Fighting over the estate and who was entitled to what was already beginning with a jockeying for position. The girls were solidifying and articulating their own ideas about who deserves what, based on blood, or based on how close they’d been to the old man, or some other criteria. Perhaps I was, too. The old man had always looked after them more than he’d looked after me because it was chivalrous to do so, because men could and should look after themselves, and I didn’t really have any disagreement with that. I wasn’t expecting anything. I was okay with that, or at least I think I was; it made everything simpler, too: everything I was doing now I was doing for him, in the very last days of his life. If there was any other motive, it might have been a last minute atonement. There’s always a selfishness to amends and atonement; we do them for our own benefit more than for the benefit of anyone else. And the old man and I hadn’t been close. Closer than the girls realized because the old man had a limited tolerance for family and told me on a few occasions that he sometimes found their attentiveness a bit smothering, (we shared many of the same traits) but not nearly as close as he would have liked. Somewhere in between checking in twice a week and twice a year would have been comfortable for him. We were two profoundly uncomfortable men whose time together was awkward at best.

Mile 17

Mile 17

And the race went on.

This was my sixth year running it, in a row. I know the course by heart. Nothing much changes out there in the desert, or if it does, it does so slowly, much more slowly than six years. Every rock was exactly where I remembered it. I stopped as always and picked up a shotgun shell – I bring one back every year as a souvenir. The mountains were as beautiful as ever. I felt tired and out of shape and knew I wouldn’t PR this year, but still, I hoped I’d come close. And I thought about the old man, and about rocks, and about the luxury of having quads that are tired from having run 32 miles through the mountains, and how there was really nothing I could do about anything except maybe to just deal with the pain of sore legs and try a little harder.

Bingo, Yermo

Bingo, Yermo

Yermo is a nearly abandoned town just north of Barstow. Route 66 runs through it, and folks used to get their kicks on Route 66, but nowadays Route 66 is a relic, near but not on the interstate, and Yermo is nearly a ghost town.

The original Del Taco is in Yermo, still, except that it’s now the Burger Den. Calico, the town, is also completely abandoned; it is now only a tourist attraction. The whole area is a place that time forgot. Some things change. Others just fade away. This is an area of fade away. Fading away is something that had been on my mind a lot. The Old Man had become a sort of human Yermo, largely abandoned (his own choice) and rapidly fading.

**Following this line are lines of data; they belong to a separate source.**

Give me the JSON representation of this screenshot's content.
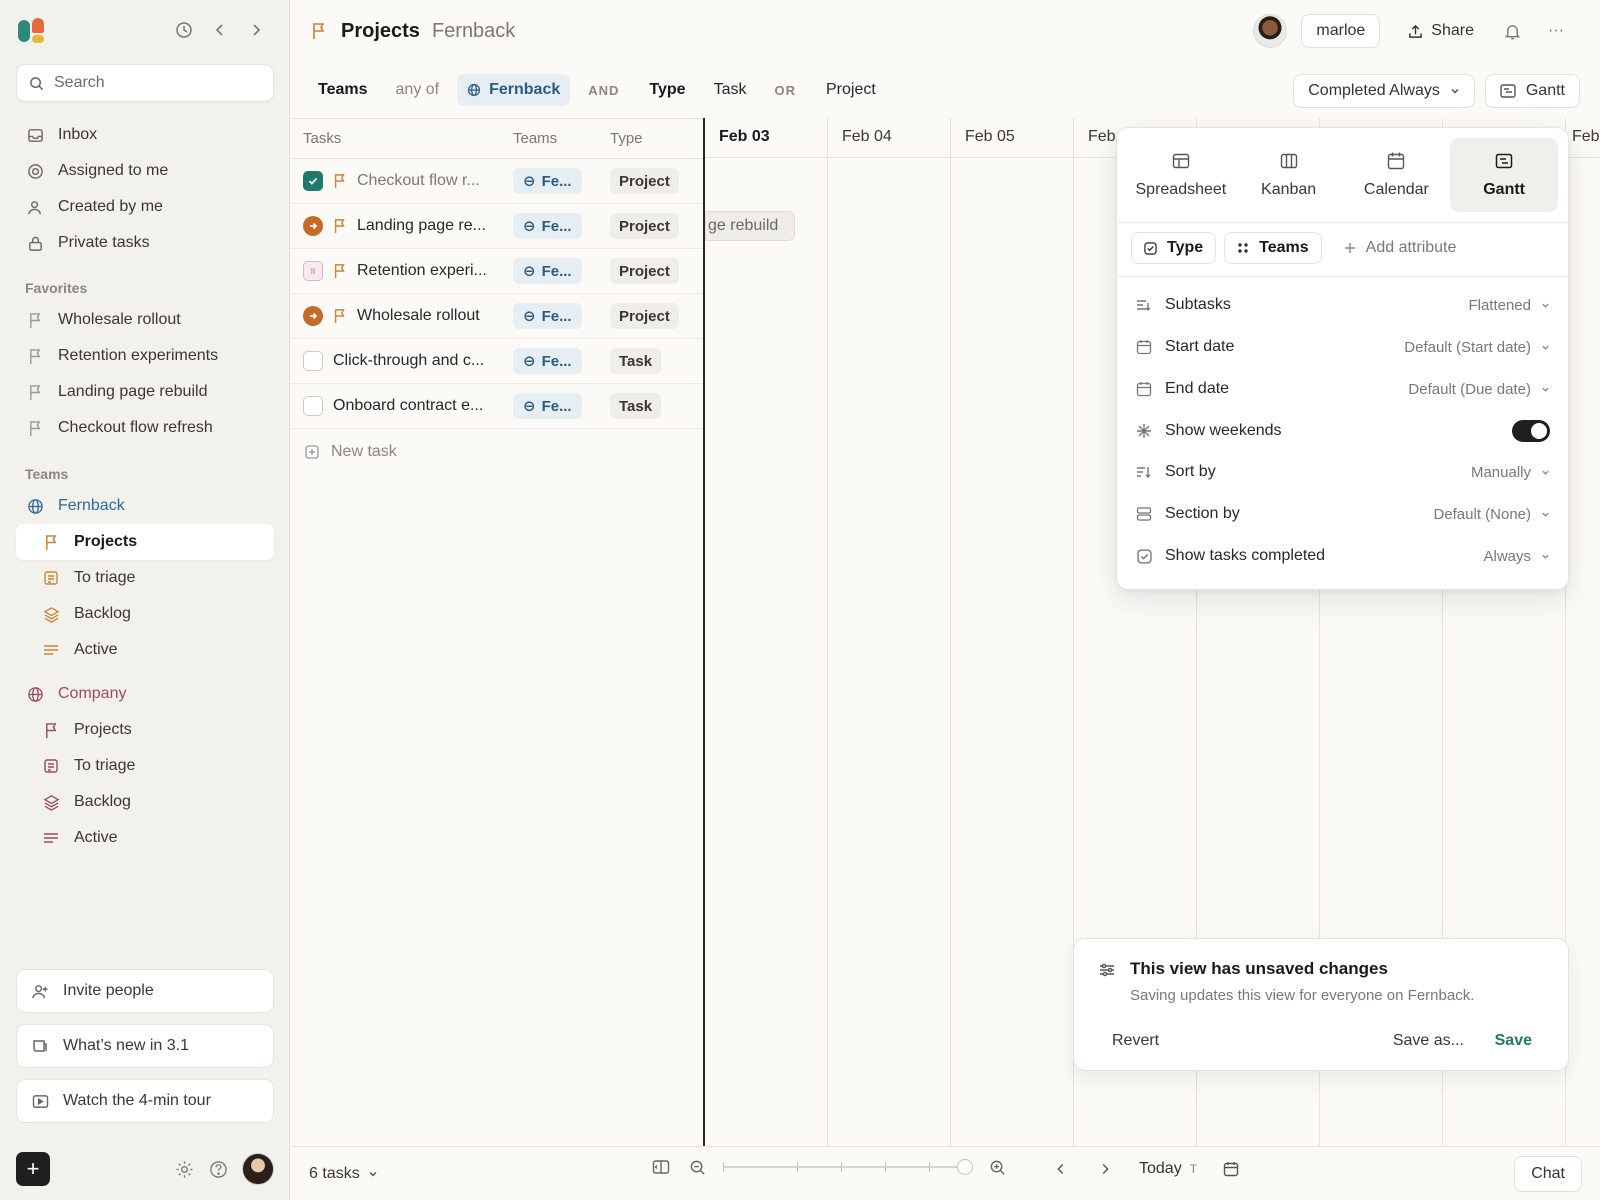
{
  "colors": {
    "accent": "#1f7a6a",
    "team_blue": "#2b5c7f",
    "team_rose": "#9a4a6a",
    "flag": "#c6853b",
    "active_status": "#c56a2a"
  },
  "sidebar": {
    "search_placeholder": "Search",
    "nav": [
      {
        "label": "Inbox",
        "icon": "inbox-icon"
      },
      {
        "label": "Assigned to me",
        "icon": "target-icon"
      },
      {
        "label": "Created by me",
        "icon": "user-icon"
      },
      {
        "label": "Private tasks",
        "icon": "lock-icon"
      }
    ],
    "favorites_label": "Favorites",
    "favorites": [
      {
        "label": "Wholesale rollout"
      },
      {
        "label": "Retention experiments"
      },
      {
        "label": "Landing page rebuild"
      },
      {
        "label": "Checkout flow refresh"
      }
    ],
    "teams_label": "Teams",
    "teams": [
      {
        "name": "Fernback",
        "items": [
          "Projects",
          "To triage",
          "Backlog",
          "Active"
        ],
        "active_item": "Projects"
      },
      {
        "name": "Company",
        "items": [
          "Projects",
          "To triage",
          "Backlog",
          "Active"
        ]
      }
    ],
    "bottom": {
      "invite": "Invite people",
      "whats_new": "What’s new in 3.1",
      "tour": "Watch the 4-min tour"
    },
    "new_button": "+"
  },
  "header": {
    "title": "Projects",
    "subtitle": "Fernback",
    "user": "marloe",
    "share": "Share",
    "more": "···"
  },
  "filters": {
    "field1": "Teams",
    "op1": "any of",
    "value1": "Fernback",
    "and": "AND",
    "field2": "Type",
    "value2a": "Task",
    "or": "OR",
    "value2b": "Project",
    "completed_dropdown": "Completed Always",
    "view_button": "Gantt"
  },
  "table": {
    "headers": [
      "Tasks",
      "Teams",
      "Type"
    ],
    "rows": [
      {
        "name": "Checkout flow r...",
        "team": "Fe...",
        "type": "Project",
        "status": "done",
        "flag": true
      },
      {
        "name": "Landing page re...",
        "team": "Fe...",
        "type": "Project",
        "status": "active",
        "flag": true
      },
      {
        "name": "Retention experi...",
        "team": "Fe...",
        "type": "Project",
        "status": "paused",
        "flag": true
      },
      {
        "name": "Wholesale rollout",
        "team": "Fe...",
        "type": "Project",
        "status": "active",
        "flag": true
      },
      {
        "name": "Click-through and c...",
        "team": "Fe...",
        "type": "Task",
        "status": "empty",
        "flag": false
      },
      {
        "name": "Onboard contract e...",
        "team": "Fe...",
        "type": "Task",
        "status": "empty",
        "flag": false
      }
    ],
    "new_task": "New task"
  },
  "gantt": {
    "dates": [
      "Feb 03",
      "Feb 04",
      "Feb 05",
      "Feb",
      "",
      "",
      "",
      "Feb"
    ],
    "today_index": 0,
    "bar_label": "ge rebuild"
  },
  "popover": {
    "views": [
      {
        "label": "Spreadsheet",
        "icon": "spreadsheet-icon"
      },
      {
        "label": "Kanban",
        "icon": "kanban-icon"
      },
      {
        "label": "Calendar",
        "icon": "calendar-icon"
      },
      {
        "label": "Gantt",
        "icon": "gantt-icon",
        "selected": true
      }
    ],
    "attributes": [
      "Type",
      "Teams"
    ],
    "add_attribute": "Add attribute",
    "settings": [
      {
        "label": "Subtasks",
        "value": "Flattened"
      },
      {
        "label": "Start date",
        "value": "Default (Start date)"
      },
      {
        "label": "End date",
        "value": "Default (Due date)"
      },
      {
        "label": "Show weekends",
        "toggle": true
      },
      {
        "label": "Sort by",
        "value": "Manually"
      },
      {
        "label": "Section by",
        "value": "Default (None)"
      },
      {
        "label": "Show tasks completed",
        "value": "Always"
      }
    ]
  },
  "unsaved": {
    "title": "This view has unsaved changes",
    "description": "Saving updates this view for everyone on Fernback.",
    "revert": "Revert",
    "save_as": "Save as...",
    "save": "Save"
  },
  "bottombar": {
    "task_count": "6 tasks",
    "today": "Today",
    "today_key": "T",
    "chat": "Chat",
    "zoom_level": 1.0
  }
}
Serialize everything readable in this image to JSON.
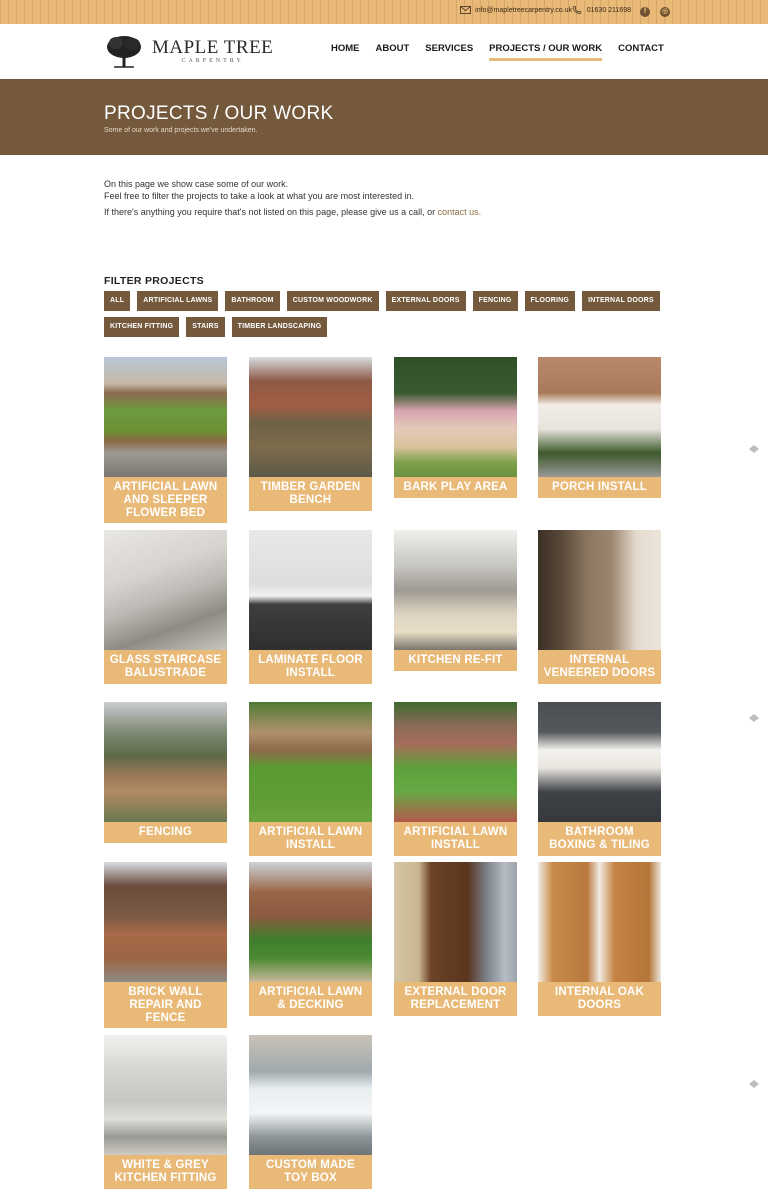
{
  "topbar": {
    "email": "info@mapletreecarpentry.co.uk",
    "phone": "01630 211698",
    "social": [
      "f",
      "◎"
    ]
  },
  "logo": {
    "brand": "MAPLE TREE",
    "sub": "CARPENTRY"
  },
  "nav": [
    "HOME",
    "ABOUT",
    "SERVICES",
    "PROJECTS / OUR WORK",
    "CONTACT"
  ],
  "page": {
    "title": "PROJECTS / OUR WORK",
    "subtitle": "Some of our work and projects we've undertaken."
  },
  "intro": {
    "line1": "On this page we show case some of our work.",
    "line2": "Feel free to filter the projects to take a look at what you are most interested in.",
    "line3": "If there's anything you require that's not listed on this page, please give us a call, or ",
    "link": "contact us."
  },
  "filters": {
    "title": "FILTER PROJECTS",
    "items": [
      "ALL",
      "ARTIFICIAL LAWNS",
      "BATHROOM",
      "CUSTOM WOODWORK",
      "EXTERNAL DOORS",
      "FENCING",
      "FLOORING",
      "INTERNAL DOORS",
      "KITCHEN FITTING",
      "STAIRS",
      "TIMBER LANDSCAPING"
    ]
  },
  "projects": [
    "ARTIFICIAL LAWN AND SLEEPER FLOWER BED",
    "TIMBER GARDEN BENCH",
    "BARK PLAY AREA",
    "PORCH INSTALL",
    "GLASS STAIRCASE BALUSTRADE",
    "LAMINATE FLOOR INSTALL",
    "KITCHEN RE-FIT",
    "INTERNAL VENEERED DOORS",
    "FENCING",
    "ARTIFICIAL LAWN INSTALL",
    "ARTIFICIAL LAWN INSTALL",
    "BATHROOM BOXING & TILING",
    "BRICK WALL REPAIR AND FENCE",
    "ARTIFICIAL LAWN & DECKING",
    "EXTERNAL DOOR REPLACEMENT",
    "INTERNAL OAK DOORS",
    "WHITE & GREY KITCHEN FITTING",
    "CUSTOM MADE TOY BOX"
  ],
  "colors": {
    "accent": "#e9b977",
    "brown": "#74593c"
  }
}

Two days after my sister decided that she and nobody else needed to receive the inevitable call, she got the call.

The phone rang as I climbed out of the shower. “He’s had an event,” she said. “He’s unresponsive. The doctor says maybe days, maybe hours.”

She called again a little while later. It turned out to be hours.

I had a voicemail from Catherine, the old man’s date on New Year’s Eve 1948, in Brandon Manitoba. She called while I was running through the Calico Mountains. She was down in Palm Springs, taking a break from a cold Canadian winter.

I didn’t look forward to calling her back.

And now Calico 50K, my first ultra, becomes two anniversaries.

Barton Clark Bruce, July 4 1930, Glenavon, Saskatchewan – January 14th, Calgary, Alberta. Rest in Peace.